A poco más de media hora de aterrizar, la megafonía lanzó un mensaje claro y urgente: “¿Hay algún médico a bordo?”
Ese tipo de frases, en un avión, te cambia el enfoque al instante.
Todo lo que parecía importante hace un segundo, deja de serlo. Sólo deseas una cosa: que haya alguien capacitado para ayudar. Que, por suerte, la había.
Una pasajera se desvaneció. Y entre todos nosotros, había una doctora. Sin dudarlo, actuó. La atendió con calma, con profesionalidad. Poco a poco, la mujer se fue recuperando.
Al aterrizar, ya la esperaba un equipo médico.
Todo fluyó, como debe fluir: con preparación, con responsabilidad, con personas capaces donde más se necesitan.
Esta experiencia me recordó algo que intento aplicar en mi vida: rodéate de personas que aporten valor real.
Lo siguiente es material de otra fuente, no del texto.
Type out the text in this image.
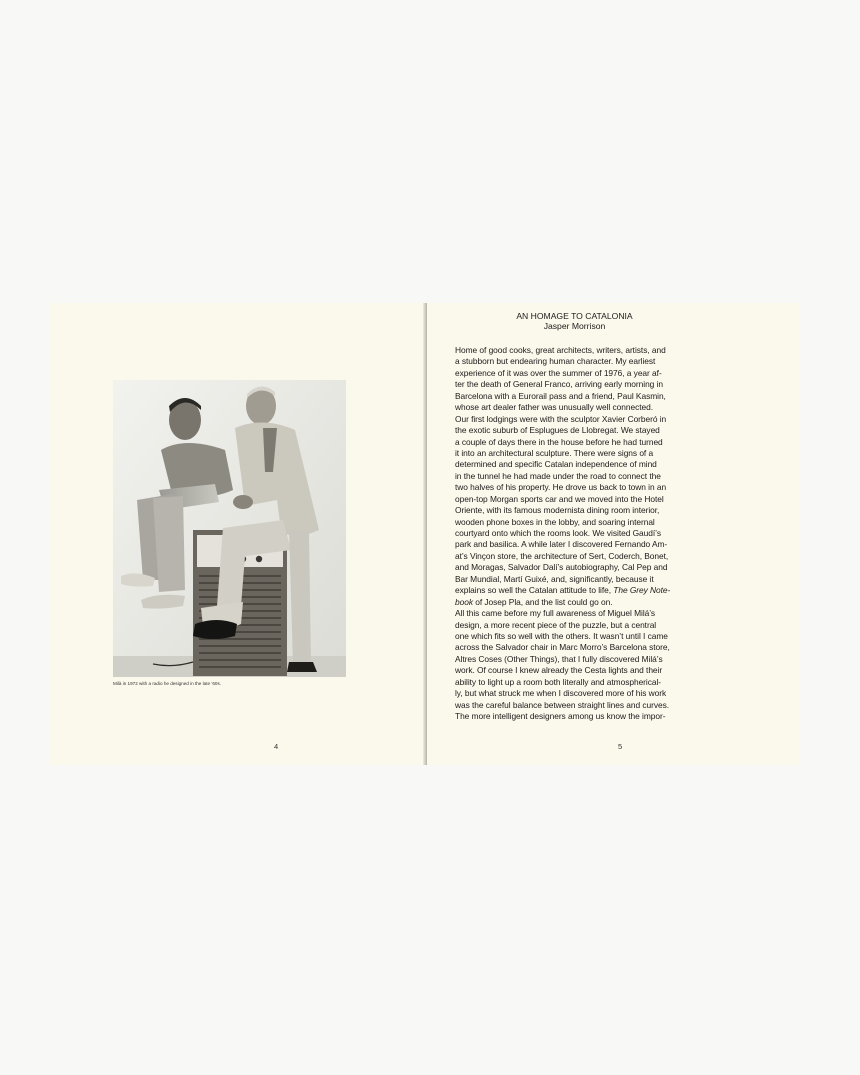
Milà in 1972 with a radio he designed in the late ’60s.
4
AN HOMAGE TO CATALONIA
Jasper Morrison
Home of good cooks, great architects, writers, artists, and
a stubborn but endearing human character. My earliest
experience of it was over the summer of 1976, a year af-
ter the death of General Franco, arriving early morning in
Barcelona with a Eurorail pass and a friend, Paul Kasmin,
whose art dealer father was unusually well connected.
Our first lodgings were with the sculptor Xavier Corberó in
the exotic suburb of Esplugues de Llobregat. We stayed
a couple of days there in the house before he had turned
it into an architectural sculpture. There were signs of a
determined and specific Catalan independence of mind
in the tunnel he had made under the road to connect the
two halves of his property. He drove us back to town in an
open-top Morgan sports car and we moved into the Hotel
Oriente, with its famous modernista dining room interior,
wooden phone boxes in the lobby, and soaring internal
courtyard onto which the rooms look. We visited Gaudí’s
park and basilica. A while later I discovered Fernando Am-
at’s Vinçon store, the architecture of Sert, Coderch, Bonet,
and Moragas, Salvador Dalí’s autobiography, Cal Pep and
Bar Mundial, Martí Guixé, and, significantly, because it
explains so well the Catalan attitude to life, The Grey Note-
book of Josep Pla, and the list could go on.
All this came before my full awareness of Miguel Milá’s
design, a more recent piece of the puzzle, but a central
one which fits so well with the others. It wasn’t until I came
across the Salvador chair in Marc Morro’s Barcelona store,
Altres Coses (Other Things), that I fully discovered Milá’s
work. Of course I knew already the Cesta lights and their
ability to light up a room both literally and atmospherical-
ly, but what struck me when I discovered more of his work
was the careful balance between straight lines and curves.
The more intelligent designers among us know the impor-
5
En tu familia, en tu equipo, en tu entorno.
No se trata de cuántos te acompañan, sino de quiénes están cuando las cosas se complican.
Gracias a todos los que me rodean, los que suman, los que no solo están en las fotos, sino en los momentos en los que se necesita actuar.
La vida, como los vuelos, tiene turbulencias. Lo importante es con quién las enfrentas.